Políticos repetiram rumores falsos de que o Hamas havia decapitado bebês israelenses. Quando as crianças são palestinas, eles dão de ombros.

No início desta semana, eu me sentei para escrever um artigo sobre um oficial de segurança de um campus em uma faculdade pública em Nova York que disse aos manifestantes pró-palestinos que apoiava o genocídio. “Sim, eu apoio genocídio”, disse o oficial, depois que um manifestante o acusou disso em um evento de formatura no College of Staten Island, parte do sistema público da City University of New York (CUNY), na última quinta-feira. “Eu apoio matar todos vocês, que tal isso?”

É possível que você não tenha ouvido falar sobre este incidente: embora tenha sido coberto por alguns veículos, incluindo a Associated Press, não teve muita repercussão na mídia. Certamente não foi destaque na primeira página do New York Post como seria se o guarda tivesse feito o mesmo comentário sobre israelenses. O New York Times, que escreveu muito sobre segurança nos campi universitários – e publicou um artigo sobre discursos anti-Israel na CUNY apenas alguns dias antes deste incidente – não pareceu considerar isso digno de notícia. E a Casa Branca não fez uma declaração horrorizada sobre preconceito anti-palestino nos campi. Afinal, isso não era um grande problema, certo? Era apenas um guarda de segurança dizendo que apoia genocídio. O que, deve estar claro agora, é essencialmente a mesma posição do governo dos EUA.

Então, sim, isso era sobre o que eu ia escrever.

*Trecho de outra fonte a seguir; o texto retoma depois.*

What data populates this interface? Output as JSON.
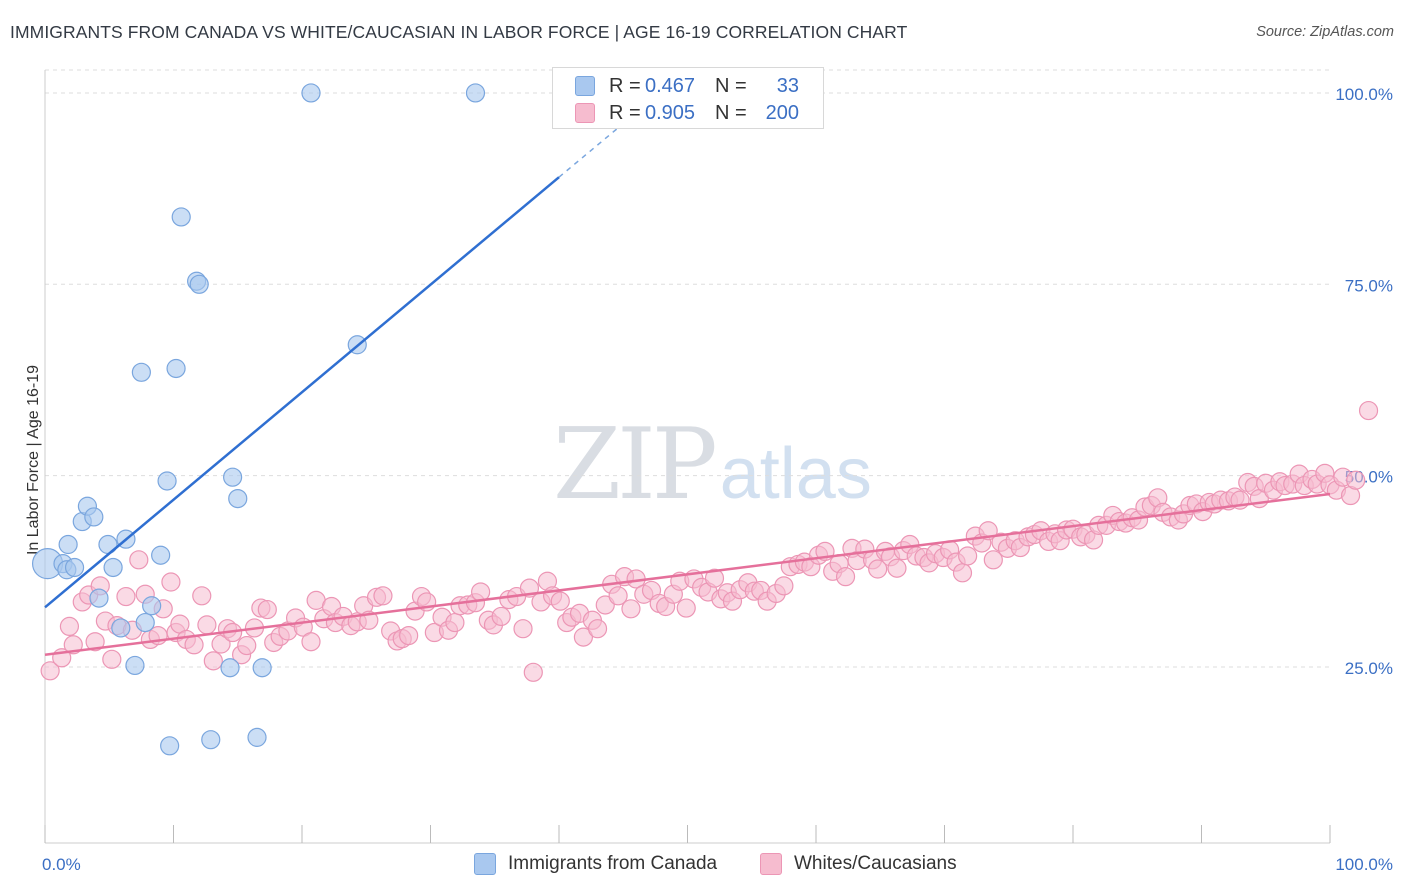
{
  "title": "IMMIGRANTS FROM CANADA VS WHITE/CAUCASIAN IN LABOR FORCE | AGE 16-19 CORRELATION CHART",
  "source": "Source: ZipAtlas.com",
  "watermark": {
    "zip": "ZIP",
    "atlas": "atlas"
  },
  "legend_top": [
    {
      "r_label": "R =",
      "r_value": "0.467",
      "n_label": "N =",
      "n_value": "33"
    },
    {
      "r_label": "R =",
      "r_value": "0.905",
      "n_label": "N =",
      "n_value": "200"
    }
  ],
  "colors": {
    "blue_fill": "#a9c8ef",
    "blue_stroke": "#7aa6de",
    "blue_line": "#2f6fd1",
    "pink_fill": "#f6bccf",
    "pink_stroke": "#ec96b5",
    "pink_line": "#e5709b",
    "tick_label": "#3b6fc4",
    "grid": "#dddddd"
  },
  "chart_data": {
    "type": "scatter",
    "title": "IMMIGRANTS FROM CANADA VS WHITE/CAUCASIAN IN LABOR FORCE | AGE 16-19 CORRELATION CHART",
    "xlabel": "",
    "ylabel": "In Labor Force | Age 16-19",
    "xlim": [
      0,
      100
    ],
    "ylim": [
      2,
      103
    ],
    "x_tick_labels": [
      "0.0%",
      "100.0%"
    ],
    "y_ticks": [
      25,
      50,
      75,
      100
    ],
    "y_tick_labels": [
      "25.0%",
      "50.0%",
      "75.0%",
      "100.0%"
    ],
    "grid": true,
    "legend_placement": "bottom-center",
    "series": [
      {
        "name": "Immigrants from Canada",
        "color": "#a9c8ef",
        "trend": {
          "x": [
            0,
            40
          ],
          "y": [
            32.8,
            89.0
          ],
          "dashed_to": [
            50,
            103
          ]
        },
        "points": [
          [
            0.2,
            38.5,
            2
          ],
          [
            1.4,
            38.5,
            1
          ],
          [
            1.7,
            37.7,
            1
          ],
          [
            1.8,
            41.0,
            1
          ],
          [
            2.3,
            38.0,
            1
          ],
          [
            2.9,
            44.0,
            1
          ],
          [
            3.3,
            46.0,
            1
          ],
          [
            3.8,
            44.6,
            1
          ],
          [
            4.2,
            34.0,
            1
          ],
          [
            4.9,
            41.0,
            1
          ],
          [
            5.3,
            38.0,
            1
          ],
          [
            5.9,
            30.1,
            1
          ],
          [
            6.3,
            41.7,
            1
          ],
          [
            7.0,
            25.2,
            1
          ],
          [
            7.5,
            63.5,
            1
          ],
          [
            7.8,
            30.8,
            1
          ],
          [
            8.3,
            33.0,
            1
          ],
          [
            9.0,
            39.6,
            1
          ],
          [
            9.5,
            49.3,
            1
          ],
          [
            9.7,
            14.7,
            1
          ],
          [
            10.2,
            64.0,
            1
          ],
          [
            10.6,
            83.8,
            1
          ],
          [
            11.8,
            75.4,
            1
          ],
          [
            12.0,
            75.0,
            1
          ],
          [
            12.9,
            15.5,
            1
          ],
          [
            14.4,
            24.9,
            1
          ],
          [
            14.6,
            49.8,
            1
          ],
          [
            15.0,
            47.0,
            1
          ],
          [
            16.9,
            24.9,
            1
          ],
          [
            16.5,
            15.8,
            1
          ],
          [
            20.7,
            100.0,
            1
          ],
          [
            24.3,
            67.1,
            1
          ],
          [
            33.5,
            100.0,
            1
          ]
        ]
      },
      {
        "name": "Whites/Caucasians",
        "color": "#f6bccf",
        "trend": {
          "x": [
            0,
            100
          ],
          "y": [
            26.6,
            47.6
          ]
        },
        "points": [
          [
            0.4,
            24.5
          ],
          [
            1.3,
            26.2
          ],
          [
            1.9,
            30.3
          ],
          [
            2.2,
            27.9
          ],
          [
            2.9,
            33.5
          ],
          [
            3.4,
            34.4
          ],
          [
            3.9,
            28.3
          ],
          [
            4.3,
            35.6
          ],
          [
            4.7,
            31.0
          ],
          [
            5.2,
            26.0
          ],
          [
            5.6,
            30.4
          ],
          [
            6.3,
            34.2
          ],
          [
            6.8,
            29.8
          ],
          [
            7.3,
            39.0
          ],
          [
            7.8,
            34.5
          ],
          [
            8.2,
            28.6
          ],
          [
            8.8,
            29.1
          ],
          [
            9.2,
            32.6
          ],
          [
            9.8,
            36.1
          ],
          [
            10.2,
            29.5
          ],
          [
            10.5,
            30.6
          ],
          [
            11.0,
            28.6
          ],
          [
            11.6,
            27.9
          ],
          [
            12.2,
            34.3
          ],
          [
            12.6,
            30.5
          ],
          [
            13.1,
            25.8
          ],
          [
            13.7,
            28.0
          ],
          [
            14.2,
            30.0
          ],
          [
            14.6,
            29.5
          ],
          [
            15.3,
            26.6
          ],
          [
            15.7,
            27.8
          ],
          [
            16.3,
            30.1
          ],
          [
            16.8,
            32.7
          ],
          [
            17.3,
            32.5
          ],
          [
            17.8,
            28.2
          ],
          [
            18.3,
            29.0
          ],
          [
            18.9,
            29.7
          ],
          [
            19.5,
            31.4
          ],
          [
            20.1,
            30.2
          ],
          [
            20.7,
            28.3
          ],
          [
            21.1,
            33.7
          ],
          [
            21.7,
            31.3
          ],
          [
            22.3,
            32.9
          ],
          [
            22.6,
            30.8
          ],
          [
            23.2,
            31.6
          ],
          [
            23.8,
            30.4
          ],
          [
            24.3,
            30.9
          ],
          [
            24.8,
            33.0
          ],
          [
            25.2,
            31.1
          ],
          [
            25.8,
            34.1
          ],
          [
            26.3,
            34.3
          ],
          [
            26.9,
            29.7
          ],
          [
            27.4,
            28.4
          ],
          [
            27.8,
            28.7
          ],
          [
            28.3,
            29.1
          ],
          [
            28.8,
            32.3
          ],
          [
            29.3,
            34.2
          ],
          [
            29.7,
            33.5
          ],
          [
            30.3,
            29.5
          ],
          [
            30.9,
            31.5
          ],
          [
            31.4,
            29.8
          ],
          [
            31.9,
            30.8
          ],
          [
            32.3,
            33.0
          ],
          [
            32.9,
            33.1
          ],
          [
            33.5,
            33.4
          ],
          [
            33.9,
            34.8
          ],
          [
            34.5,
            31.1
          ],
          [
            34.9,
            30.5
          ],
          [
            35.5,
            31.6
          ],
          [
            36.1,
            33.8
          ],
          [
            36.7,
            34.2
          ],
          [
            37.2,
            30.0
          ],
          [
            37.7,
            35.3
          ],
          [
            38.0,
            24.3
          ],
          [
            38.6,
            33.5
          ],
          [
            39.1,
            36.2
          ],
          [
            39.5,
            34.3
          ],
          [
            40.1,
            33.6
          ],
          [
            40.6,
            30.8
          ],
          [
            41.0,
            31.5
          ],
          [
            41.6,
            32.0
          ],
          [
            41.9,
            28.9
          ],
          [
            42.6,
            31.1
          ],
          [
            43.0,
            30.0
          ],
          [
            43.6,
            33.1
          ],
          [
            44.1,
            35.8
          ],
          [
            44.6,
            34.3
          ],
          [
            45.1,
            36.8
          ],
          [
            45.6,
            32.6
          ],
          [
            46.0,
            36.5
          ],
          [
            46.6,
            34.5
          ],
          [
            47.2,
            35.0
          ],
          [
            47.8,
            33.3
          ],
          [
            48.3,
            32.9
          ],
          [
            48.9,
            34.5
          ],
          [
            49.4,
            36.2
          ],
          [
            49.9,
            32.7
          ],
          [
            50.5,
            36.5
          ],
          [
            51.1,
            35.4
          ],
          [
            51.6,
            34.8
          ],
          [
            52.1,
            36.6
          ],
          [
            52.6,
            33.9
          ],
          [
            53.1,
            34.7
          ],
          [
            53.5,
            33.6
          ],
          [
            54.1,
            35.1
          ],
          [
            54.7,
            36.0
          ],
          [
            55.2,
            34.9
          ],
          [
            55.7,
            35.0
          ],
          [
            56.2,
            33.6
          ],
          [
            56.9,
            34.6
          ],
          [
            57.5,
            35.6
          ],
          [
            58.0,
            38.1
          ],
          [
            58.6,
            38.4
          ],
          [
            59.1,
            38.7
          ],
          [
            59.6,
            38.1
          ],
          [
            60.2,
            39.6
          ],
          [
            60.7,
            40.1
          ],
          [
            61.3,
            37.5
          ],
          [
            61.8,
            38.5
          ],
          [
            62.3,
            36.8
          ],
          [
            62.8,
            40.5
          ],
          [
            63.2,
            38.9
          ],
          [
            63.8,
            40.4
          ],
          [
            64.4,
            39.0
          ],
          [
            64.8,
            37.8
          ],
          [
            65.4,
            40.1
          ],
          [
            65.8,
            39.4
          ],
          [
            66.3,
            37.9
          ],
          [
            66.8,
            40.2
          ],
          [
            67.3,
            41.0
          ],
          [
            67.8,
            39.5
          ],
          [
            68.4,
            39.3
          ],
          [
            68.8,
            38.6
          ],
          [
            69.3,
            39.8
          ],
          [
            69.9,
            39.3
          ],
          [
            70.4,
            40.3
          ],
          [
            70.9,
            38.7
          ],
          [
            71.4,
            37.3
          ],
          [
            71.8,
            39.5
          ],
          [
            72.4,
            42.1
          ],
          [
            72.9,
            41.2
          ],
          [
            73.4,
            42.8
          ],
          [
            73.8,
            39.0
          ],
          [
            74.4,
            41.3
          ],
          [
            74.9,
            40.5
          ],
          [
            75.5,
            41.5
          ],
          [
            75.9,
            40.6
          ],
          [
            76.5,
            42.0
          ],
          [
            77.0,
            42.3
          ],
          [
            77.5,
            42.8
          ],
          [
            78.1,
            41.4
          ],
          [
            78.6,
            42.4
          ],
          [
            79.0,
            41.5
          ],
          [
            79.5,
            42.9
          ],
          [
            80.0,
            43.0
          ],
          [
            80.6,
            42.0
          ],
          [
            81.0,
            42.3
          ],
          [
            81.6,
            41.6
          ],
          [
            82.0,
            43.5
          ],
          [
            82.6,
            43.5
          ],
          [
            83.1,
            44.8
          ],
          [
            83.6,
            44.0
          ],
          [
            84.1,
            43.8
          ],
          [
            84.6,
            44.5
          ],
          [
            85.1,
            44.2
          ],
          [
            85.6,
            45.9
          ],
          [
            86.1,
            46.1
          ],
          [
            86.6,
            47.1
          ],
          [
            87.0,
            45.2
          ],
          [
            87.6,
            44.6
          ],
          [
            88.2,
            44.2
          ],
          [
            88.6,
            45.0
          ],
          [
            89.1,
            46.1
          ],
          [
            89.6,
            46.3
          ],
          [
            90.1,
            45.3
          ],
          [
            90.6,
            46.5
          ],
          [
            91.0,
            46.3
          ],
          [
            91.5,
            46.8
          ],
          [
            92.1,
            46.7
          ],
          [
            92.6,
            47.2
          ],
          [
            93.0,
            46.8
          ],
          [
            93.6,
            49.1
          ],
          [
            94.1,
            48.6
          ],
          [
            94.5,
            47.0
          ],
          [
            95.0,
            49.0
          ],
          [
            95.6,
            48.1
          ],
          [
            96.1,
            49.2
          ],
          [
            96.5,
            48.7
          ],
          [
            97.1,
            48.9
          ],
          [
            97.6,
            50.2
          ],
          [
            98.0,
            48.7
          ],
          [
            98.6,
            49.5
          ],
          [
            99.0,
            48.9
          ],
          [
            99.6,
            50.3
          ],
          [
            100.0,
            48.8
          ],
          [
            100.5,
            48.1
          ],
          [
            101.0,
            49.8
          ],
          [
            101.6,
            47.4
          ],
          [
            102.0,
            49.4
          ],
          [
            103.0,
            58.5
          ]
        ]
      }
    ]
  }
}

Mas, depois de alguns parágrafos, parei de escrever. Eu dei uma olhada rápida no Twitter/X, veja você, e estava cheio dos horrores do massacre da tenda em Rafah, onde um ataque aéreo israelense matou pelo menos 45 pessoas em uma área onde palestinos deslocados estavam abrigados. Isso, é claro, já é notícia velha: mais mortes se seguiram ao massacre na noite de domingo – e Israel disse que planeja muitos mais meses disso.

As imagens de Gaza têm sido incessantemente traumáticas, mas o massacre em Rafah foi simplesmente insuportavelmente perturbador. Relatos de bebês decapitados. Crianças carbonizadas. Pessoas queimadas vivas. Tudo isso apenas dias depois que o Tribunal Internacional de Justiça (ICJ) ordenou que Israel interrompesse sua ofensiva militar em Rafah. Tudo isso enquanto o governo dos EUA inventa desculpas após desculpas para as flagrantes violações da lei internacional por Israel, que Israel disse ser apenas um “erro trágico”.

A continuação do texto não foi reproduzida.